Quantas queixas deram entrada no Ministério Público relacionadas com agressões físicas graves por parte de agentes da GNR, PSP, SEF, PJ e guardas prisionais nos últimos anos? Quantas deram lugar a acusações? Quantas e que sentenças foram proferidas? Estes são alguns dos dados solicitados pelo comité anti-tortura do Conselho da Europa no último relatório de avaliação entregue às autoridades portuguesas. O documento, tornado público esta semana, alerta para a elevada prevalência de alegações de maus tratos policiais no país. A quantificação do problema deverá, porém, permanecer uma pergunta sem resposta, já que os atuais registos tornam impossível fazer essa análise a menos que se analisasse processo a processo.

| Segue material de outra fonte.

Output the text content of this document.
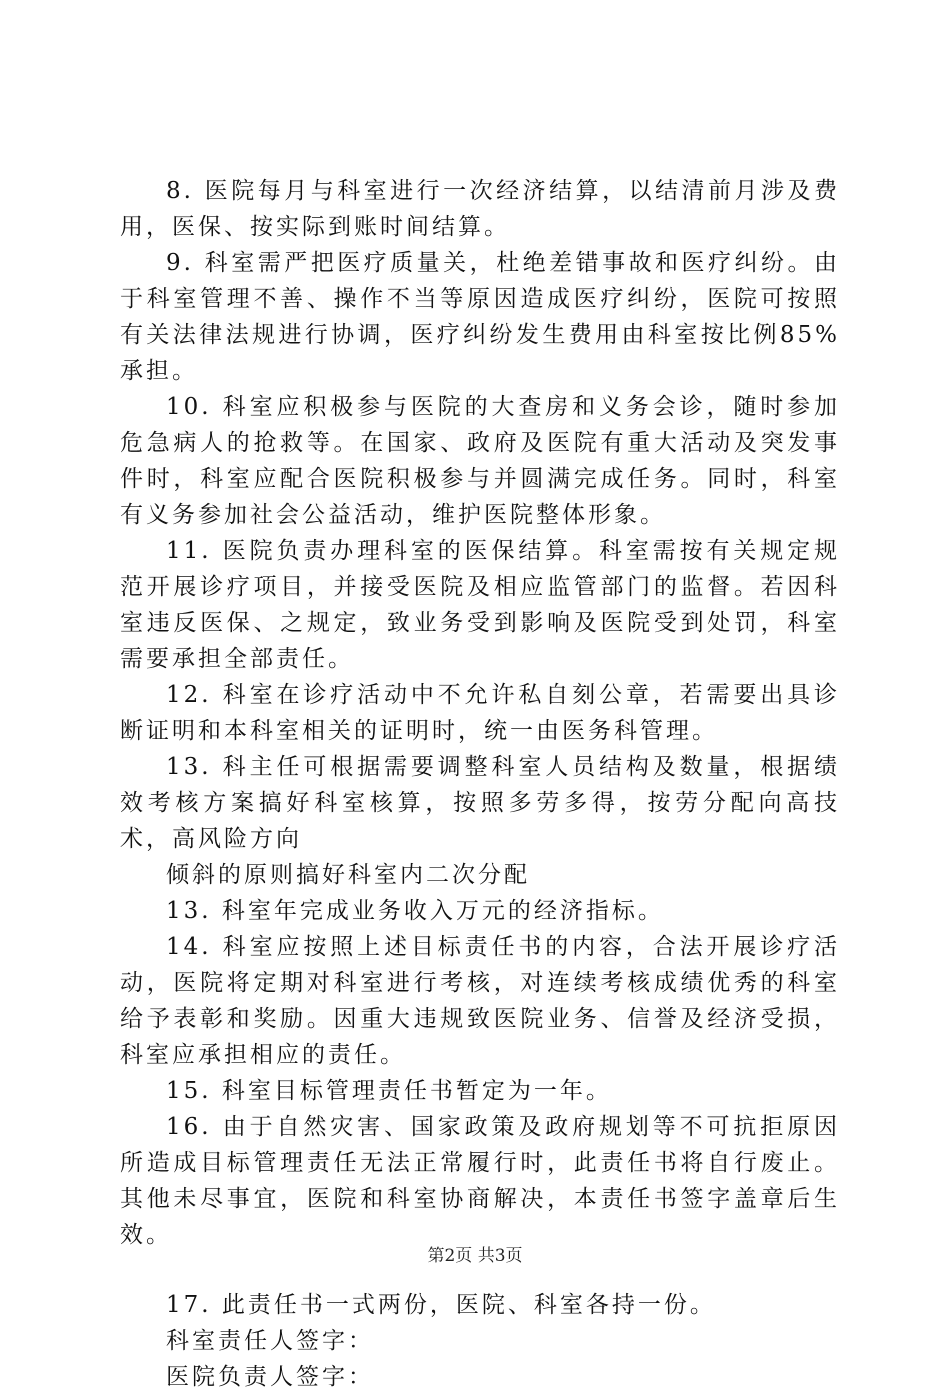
8. 医院每月与科室进行一次经济结算，以结清前月涉及费用，医保、按实际到账时间结算。

9. 科室需严把医疗质量关，杜绝差错事故和医疗纠纷。由于科室管理不善、操作不当等原因造成医疗纠纷，医院可按照有关法律法规进行协调，医疗纠纷发生费用由科室按比例85%承担。

10. 科室应积极参与医院的大查房和义务会诊，随时参加危急病人的抢救等。在国家、政府及医院有重大活动及突发事件时，科室应配合医院积极参与并圆满完成任务。同时，科室有义务参加社会公益活动，维护医院整体形象。

11. 医院负责办理科室的医保结算。科室需按有关规定规范开展诊疗项目，并接受医院及相应监管部门的监督。若因科室违反医保、之规定，致业务受到影响及医院受到处罚，科室需要承担全部责任。

12. 科室在诊疗活动中不允许私自刻公章，若需要出具诊断证明和本科室相关的证明时，统一由医务科管理。

13. 科主任可根据需要调整科室人员结构及数量，根据绩效考核方案搞好科室核算，按照多劳多得，按劳分配向高技术，高风险方向

倾斜的原则搞好科室内二次分配

13. 科室年完成业务收入万元的经济指标。

14. 科室应按照上述目标责任书的内容，合法开展诊疗活动，医院将定期对科室进行考核，对连续考核成绩优秀的科室给予表彰和奖励。因重大违规致医院业务、信誉及经济受损，科室应承担相应的责任。

15. 科室目标管理责任书暂定为一年。

16. 由于自然灾害、国家政策及政府规划等不可抗拒原因所造成目标管理责任无法正常履行时，此责任书将自行废止。其他未尽事宜，医院和科室协商解决，本责任书签字盖章后生效。

17. 此责任书一式两份，医院、科室各持一份。

科室责任人签字：

医院负责人签字：

第2页 共3页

O SOL endereçou as questões colocadas pelo Comité Europeu para a Prevenção da Tortura e das Penas ou Tratamentos Desumanos ou Degradantes (CPT) à Procuradoria Geral da República, sendo que o comité pedia dados para os anos de 2013, 2014, 2015 e 2016. Fonte oficial respondeu que «atendendo a que os inquéritos são registados por tipo de crime, não é possível fornecer dados com a especificidade pretendida».

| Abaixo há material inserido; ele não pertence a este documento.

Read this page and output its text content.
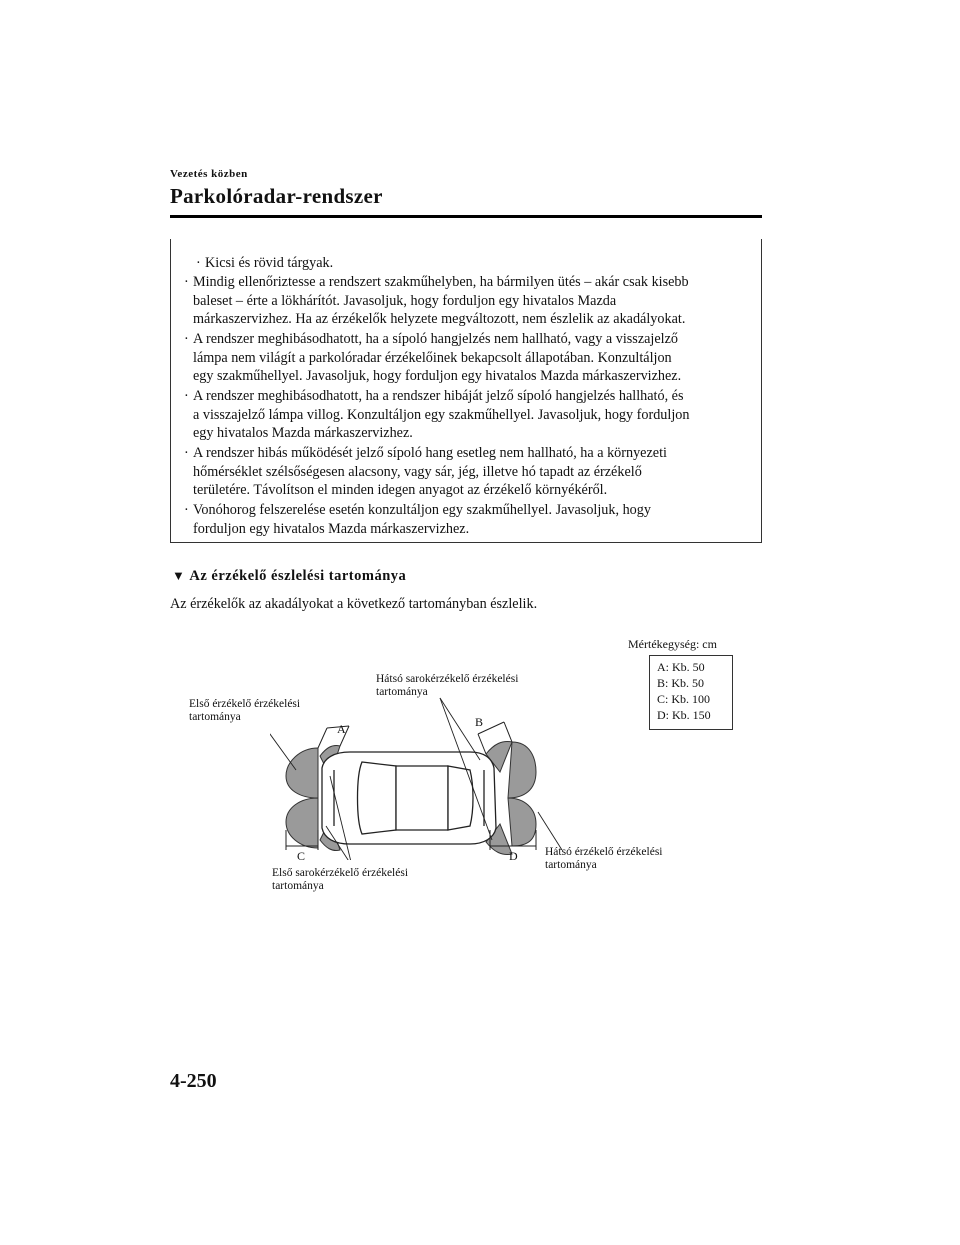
Vezetés közben
Parkolóradar-rendszer
· Kicsi és rövid tárgyak.
· Mindig ellenőriztesse a rendszert szakműhelyben, ha bármilyen ütés – akár csak kisebb
baleset – érte a lökhárítót. Javasoljuk, hogy forduljon egy hivatalos Mazda
márkaszervizhez. Ha az érzékelők helyzete megváltozott, nem észlelik az akadályokat.
· A rendszer meghibásodhatott, ha a sípoló hangjelzés nem hallható, vagy a visszajelző
lámpa nem világít a parkolóradar érzékelőinek bekapcsolt állapotában. Konzultáljon
egy szakműhellyel. Javasoljuk, hogy forduljon egy hivatalos Mazda márkaszervizhez.
· A rendszer meghibásodhatott, ha a rendszer hibáját jelző sípoló hangjelzés hallható, és
a visszajelző lámpa villog. Konzultáljon egy szakműhellyel. Javasoljuk, hogy forduljon
egy hivatalos Mazda márkaszervizhez.
· A rendszer hibás működését jelző sípoló hang esetleg nem hallható, ha a környezeti
hőmérséklet szélsőségesen alacsony, vagy sár, jég, illetve hó tapadt az érzékelő
területére. Távolítson el minden idegen anyagot az érzékelő környékéről.
· Vonóhorog felszerelése esetén konzultáljon egy szakműhellyel. Javasoljuk, hogy
forduljon egy hivatalos Mazda márkaszervizhez.
▼ Az érzékelő észlelési tartománya
Az érzékelők az akadályokat a következő tartományban észlelik.
Mértékegység: cm
A: Kb. 50
B: Kb. 50
C: Kb. 100
D: Kb. 150
Első érzékelő érzékelési
tartománya
Hátsó sarokérzékelő érzékelési
tartománya
Első sarokérzékelő érzékelési
tartománya
Hátsó érzékelő érzékelési
tartománya
A	B
C	D
4-250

Falta de registo por profissão
Não sendo feito o registo por profissão/categoria do agente, este será um dos temas para o qual o comité, que deverá tornar a avaliar estas matérias o mais tardar até 2021 – admitindo uma visita intercalar ao país – continuará a chamar a atenção. Julia Kozma, que chefiou a delegação que esteve em Portugal entre 26 de setembro e 7 de outubro de 2016, admitiu que, por agora, os sinais apontam para um nível de ocorrências acima do que se passa no resto da Europa, algumas com uma motivação racista. Em entrevista ao jornal i, Kozma diz que por exemplo a Inspeção Geral da Administração Interna está inundada em queixas. «E é preciso ver que nem todas as pessoas apresentam queixa, por isso, isto é só a ponta do iceberg».

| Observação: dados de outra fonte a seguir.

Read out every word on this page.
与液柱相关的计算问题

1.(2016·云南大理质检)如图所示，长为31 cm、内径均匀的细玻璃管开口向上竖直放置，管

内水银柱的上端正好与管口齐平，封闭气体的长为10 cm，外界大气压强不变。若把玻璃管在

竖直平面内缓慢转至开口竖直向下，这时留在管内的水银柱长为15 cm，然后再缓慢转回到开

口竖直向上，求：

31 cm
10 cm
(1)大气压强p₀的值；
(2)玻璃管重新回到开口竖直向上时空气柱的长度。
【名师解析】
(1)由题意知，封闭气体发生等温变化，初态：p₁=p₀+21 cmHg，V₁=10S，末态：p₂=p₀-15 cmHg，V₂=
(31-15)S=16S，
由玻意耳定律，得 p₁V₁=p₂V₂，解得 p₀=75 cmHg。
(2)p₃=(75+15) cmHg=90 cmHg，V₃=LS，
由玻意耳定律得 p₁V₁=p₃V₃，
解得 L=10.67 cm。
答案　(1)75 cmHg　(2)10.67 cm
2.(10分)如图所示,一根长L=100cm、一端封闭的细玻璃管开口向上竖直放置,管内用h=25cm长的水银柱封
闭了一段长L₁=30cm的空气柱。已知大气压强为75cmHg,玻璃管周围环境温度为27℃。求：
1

Dados avançados pelo DN no ano passado davam conta de 187 queixas de agressões por parte das polícias submetidas à Inspeção Geral da Administração Interna entre janeiro e setembro de 2017. Já dados da Amnistia Internacional, citados no mesmo diário, referem que entre 2016 e esta semana foram recebidas 22 denúncias de violência policial por parte da GNR e PSP e 50 sobre falta de condições e violência nas prisões, outra das áreas focadas no relatório do comité anti-tortura. A delegação do Conselho da Europa alertou para o problema de sobrelotação nas prisões portuguesas e condições desumanas em algumas cadeias, por exemplo a falta de luz artificial, humidade e ratos no Estabelecimento Prisional de Lisboa (EPL).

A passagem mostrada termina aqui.